Hatty got in her car. "I hope you do, Sheriff. But any answer you find...I doubt you'll get it from your case files."

Jason didn't want to share with her his own silent conviction of the same idea as true, so instead said merely, "We do what we can."

Hatty nodded and drove off. Once she was gone, he looked at the files again and sighed, allowing the hopelessness he felt to show for a brief moment. Then he got in his truck and made the short drive to his home.

His house was one of the small places just outside of Rising, at the base of the mountains that always loomed over the town. His back yard consisted of forest that went as far as he could see and beyond: government land that, as far as he could tell, was never going to be developed beyond carving out a dirt road or two for the convenience of the Bureau of Land Management surveyors that came out his way every three or four months to map some portion of the area before returning to whatever government office had spawned them in the first place.

He pulled into his garage, closing the door behind him, and then went into his house.

His house was nothing special, just a basic place that he had purchased when he moved back to Rising. A few bedrooms, one and a half baths, an office, a den. More than what he needed for himself, but not so big that it felt like he should have his family living there, thank God.

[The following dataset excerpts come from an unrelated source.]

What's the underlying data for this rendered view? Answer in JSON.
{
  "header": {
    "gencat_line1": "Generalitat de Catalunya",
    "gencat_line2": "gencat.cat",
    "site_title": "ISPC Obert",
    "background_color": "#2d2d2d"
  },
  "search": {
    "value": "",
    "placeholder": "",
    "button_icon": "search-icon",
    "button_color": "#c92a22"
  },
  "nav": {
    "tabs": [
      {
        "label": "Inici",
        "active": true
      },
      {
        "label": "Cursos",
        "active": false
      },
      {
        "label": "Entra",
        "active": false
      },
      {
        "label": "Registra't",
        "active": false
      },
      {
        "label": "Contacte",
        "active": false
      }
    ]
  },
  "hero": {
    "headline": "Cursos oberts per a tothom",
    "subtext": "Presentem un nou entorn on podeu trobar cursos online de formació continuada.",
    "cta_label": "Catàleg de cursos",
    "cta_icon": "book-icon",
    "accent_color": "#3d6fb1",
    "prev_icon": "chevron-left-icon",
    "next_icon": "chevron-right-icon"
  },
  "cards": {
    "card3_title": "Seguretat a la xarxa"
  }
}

Jason threw the files he had brought with him from the station onto a TV tray that sat by a recliner, and sat down. Soon he had the files open all over his lap, trying to find something in them that might lend a clue about what was happening in his town. He took notes as he worked, and every once in a while checked the notes to make sure that they still were what he had written, and hadn't changed into childish scrawl of nonsense words.

Harappan. Hoer-Verde
.

His thoughts kept drifting to the words, and more and more it felt like they were some kind of a message. But what kind of message he could not even guess at.

Jason sipped a cola, rubbed his eyes...and froze.
A shadowed form stood in the hallway. The person was cloaked in darkness; no features could be seen.
But it was a child.

"Aaron?" Jason whispered, then shook his head. Not Aaron, it couldn't be his son, Aaron was dead and buried and gone forever. "Sean?" he said louder. "Sean Rand?"

The figure didn't move, either to flee or to approach and walk into the pale ring of light that Jason's reading lamp cast. Jason gulped dryly, hoping against hope that this could somehow be the missing boy; could be the thing that Rising needed to set it right again.